Participants: Backend devs, EMs, Andy and Victor

Agenda

  • The DNT tool
  • 0 Deadletters

Notes

The DNT Tool: Victor demoed how, with the help of the DNT tool, it's possible to swap out package references (nugets) to project references. By doing this, it's easy to run a service locally using the locally checked out platform code instead of whatever platform Nugets are imported. This is often useful to do when there's an issue in platform code, or you want to try new not yet committed platform code in a different service...

The basic steps are
1. Create a switcher.json file and fill it in with the referenced platform libraries
2. Run dnt switch-to-projects
3. Done!

0 Deadletters: A discussion around the "0 deadletter vision" we already have started on. Several subtopics were discussed.
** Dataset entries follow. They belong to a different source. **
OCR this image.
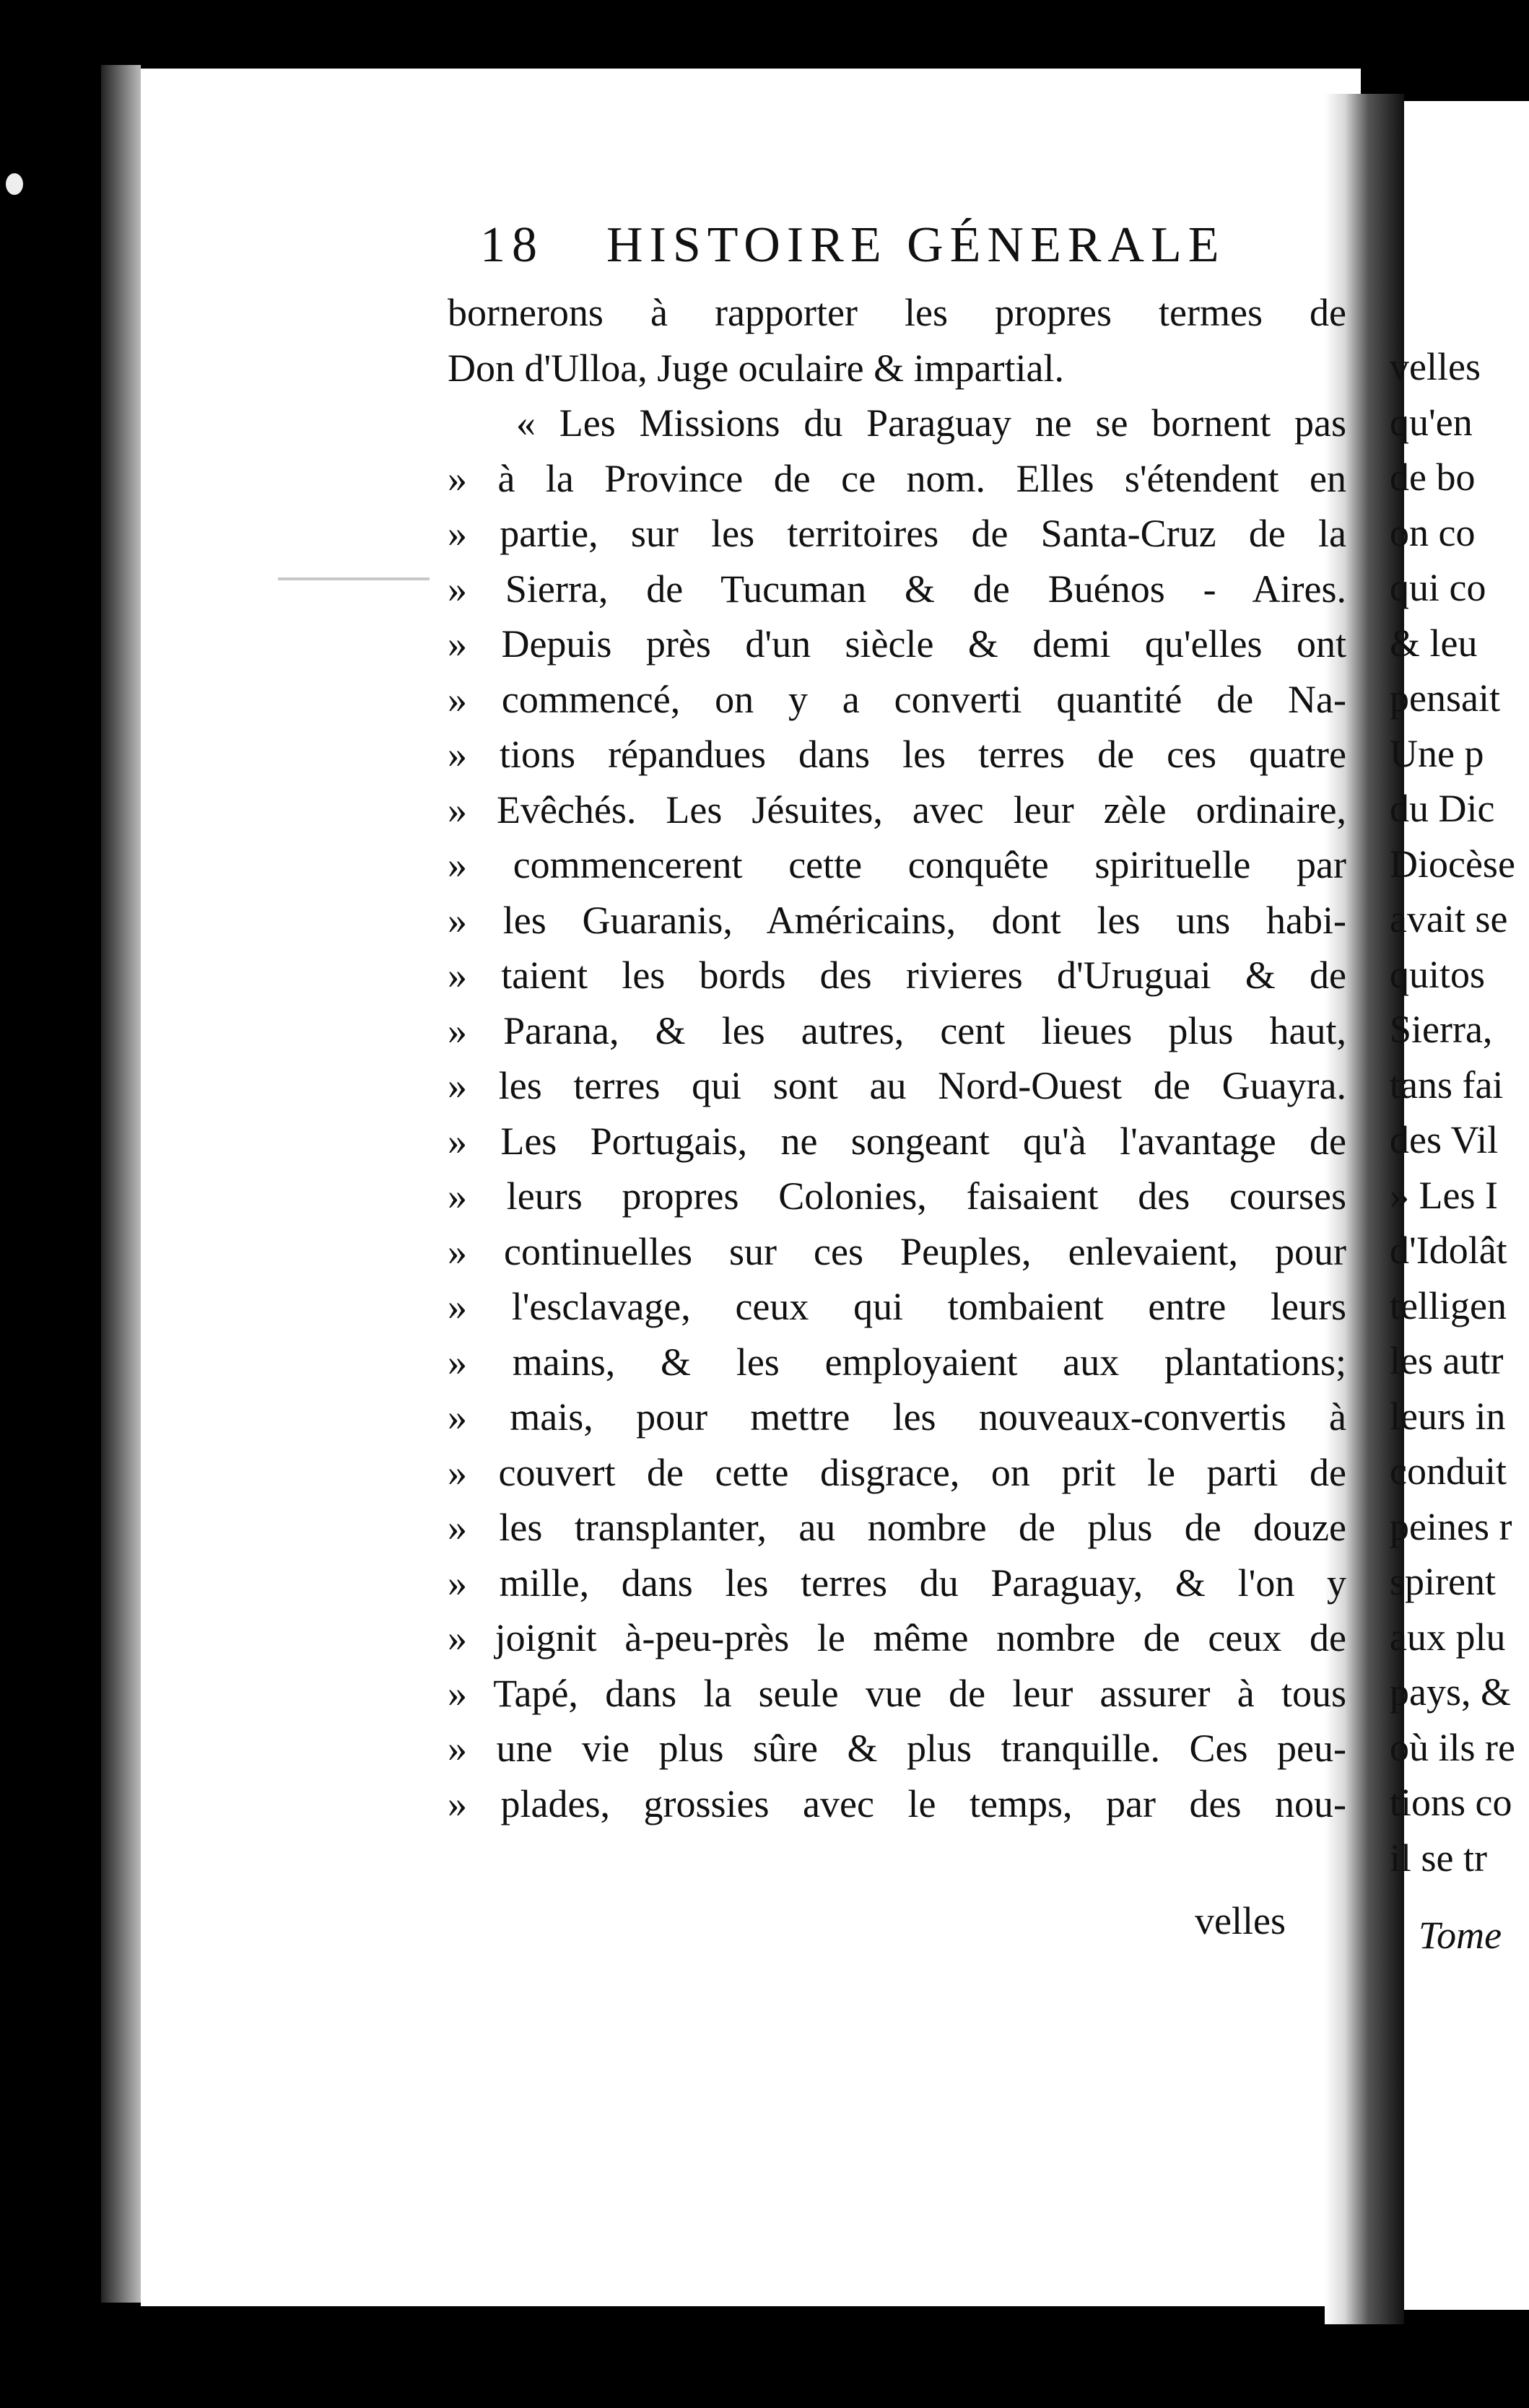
18 HISTOIRE GÉNERALE
bornerons à rapporter les propres termes de
Don d'Ulloa, Juge oculaire & impartial.
« Les Missions du Paraguay ne se bornent pas
» à la Province de ce nom. Elles s'étendent en
» partie, sur les territoires de Santa-Cruz de la
» Sierra, de Tucuman & de Buénos - Aires.
» Depuis près d'un siècle & demi qu'elles ont
» commencé, on y a converti quantité de Na-
» tions répandues dans les terres de ces quatre
» Evêchés. Les Jésuites, avec leur zèle ordinaire,
» commencerent cette conquête spirituelle par
» les Guaranis, Américains, dont les uns habi-
» taient les bords des rivieres d'Uruguai & de
» Parana, & les autres, cent lieues plus haut,
» les terres qui sont au Nord-Ouest de Guayra.
» Les Portugais, ne songeant qu'à l'avantage de
» leurs propres Colonies, faisaient des courses
» continuelles sur ces Peuples, enlevaient, pour
» l'esclavage, ceux qui tombaient entre leurs
» mains, & les employaient aux plantations;
» mais, pour mettre les nouveaux-convertis à
» couvert de cette disgrace, on prit le parti de
» les transplanter, au nombre de plus de douze
» mille, dans les terres du Paraguay, & l'on y
» joignit à-peu-près le même nombre de ceux de
» Tapé, dans la seule vue de leur assurer à tous
» une vie plus sûre & plus tranquille. Ces peu-
» plades, grossies avec le temps, par des nou-
velles
velles
qu'en
de bo
on co
qui co
& leu
pensait
Une p
du Dic
Diocèse
avait se
quitos
Sierra,
tans fai
des Vil
» Les I
d'Idolât
telligen
les autr
leurs in
conduit
peines r
spirent
aux plu
pays, &
où ils re
tions co
il se tr
Tome
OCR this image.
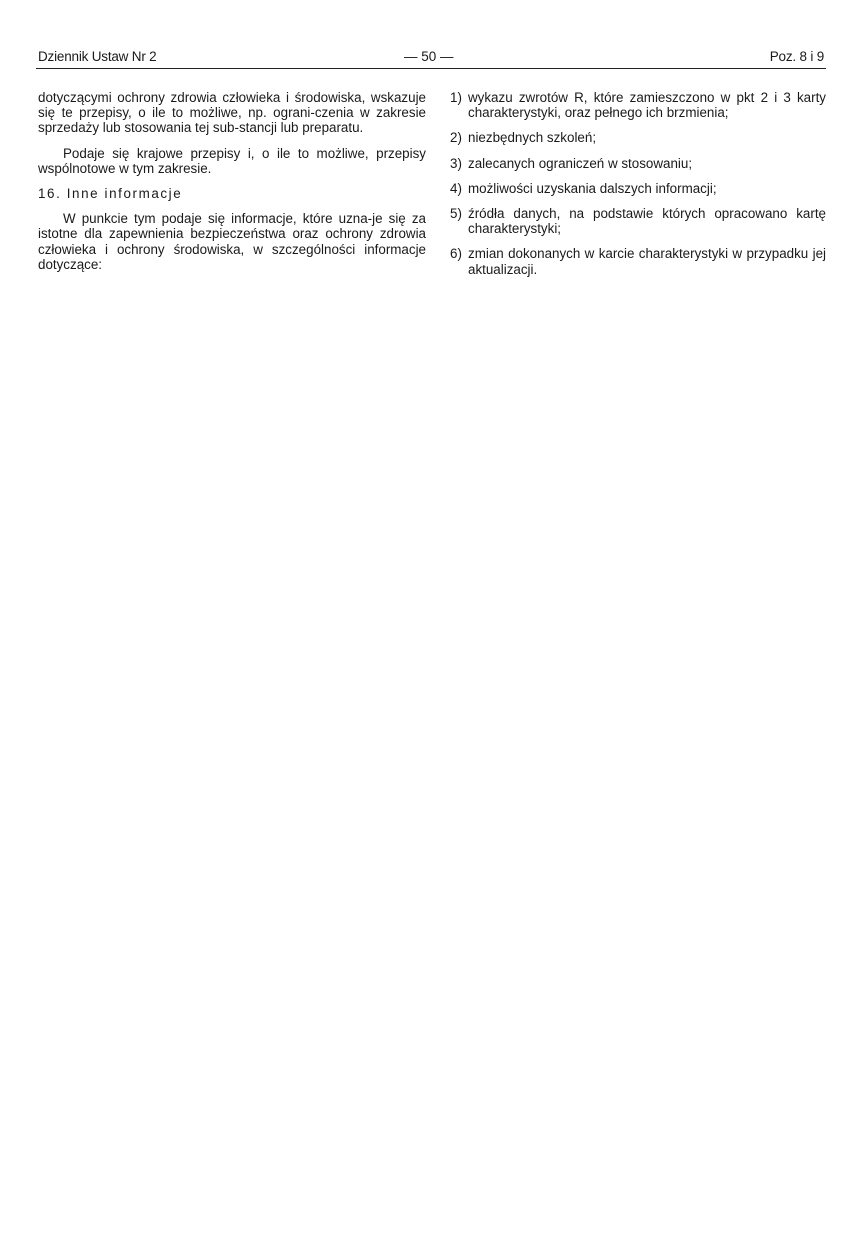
Dziennik Ustaw Nr 2	— 50 —	Poz. 8 i 9

dotyczącymi ochrony zdrowia człowieka i środowiska, wskazuje się te przepisy, o ile to możliwe, np. ograni-czenia w zakresie sprzedaży lub stosowania tej sub-stancji lub preparatu.

Podaje się krajowe przepisy i, o ile to możliwe, przepisy wspólnotowe w tym zakresie.

16. Inne informacje

W punkcie tym podaje się informacje, które uzna-je się za istotne dla zapewnienia bezpieczeństwa oraz ochrony zdrowia człowieka i ochrony środowiska, w szczególności informacje dotyczące:

1) wykazu zwrotów R, które zamieszczono w pkt 2 i 3 karty charakterystyki, oraz pełnego ich brzmienia;
2) niezbędnych szkoleń;
3) zalecanych ograniczeń w stosowaniu;
4) możliwości uzyskania dalszych informacji;
5) źródła danych, na podstawie których opracowano kartę charakterystyki;
6) zmian dokonanych w karcie charakterystyki w przypadku jej aktualizacji.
The basic steps when deadletters happens are:
1. Investigate why it happened.
2. Try to fix the underlying issue
3. It's important to also propagate any state, i.e. by re-queueing the deadletter to let the handlers process it again.
4. If the deadletter is not resent, it should be removed.

Idempotency:
- In the ideal world, every event handler should be idempotent, meaning it can handle if an event is resent. (We are not there yet, but this is the ideal)
- We should think about and try hard to implement idempotency for new code.
- Not everything is idempotent today.
- In some cases, replaying events does not make sense. E.g. a message to send push because of good FX rate is likely outdated and should not be processed after a short time (like 15 minutes).
- It's unknown if DW handles duplicate events.

Two questions were asked by Victor:
Should we have a single deadletter queue instead of one per topic? If we want to change this, the time is now, since it will be much more work once RabbitMQ migration is done. However, we could not see any compelling reasons to change to a single deadletter queue. It could be easier to resend (or remove) all deadletters, but given our current state it's unlikely we want to do that. It's more important that its easy to attribute the deadletter to a single consumer/area, both for troubleshooting and for cleaning up. We also don't foresee a huge amount of deadletters.

Should/could we have a backoff for event retry? Yes, this seems like a good idea. It would prevent some deadletters when for example a third party is down for a short period. It should be reasonably easy to implement. We just have to be aware of this backoff time interacts with the backoff time Polly already does.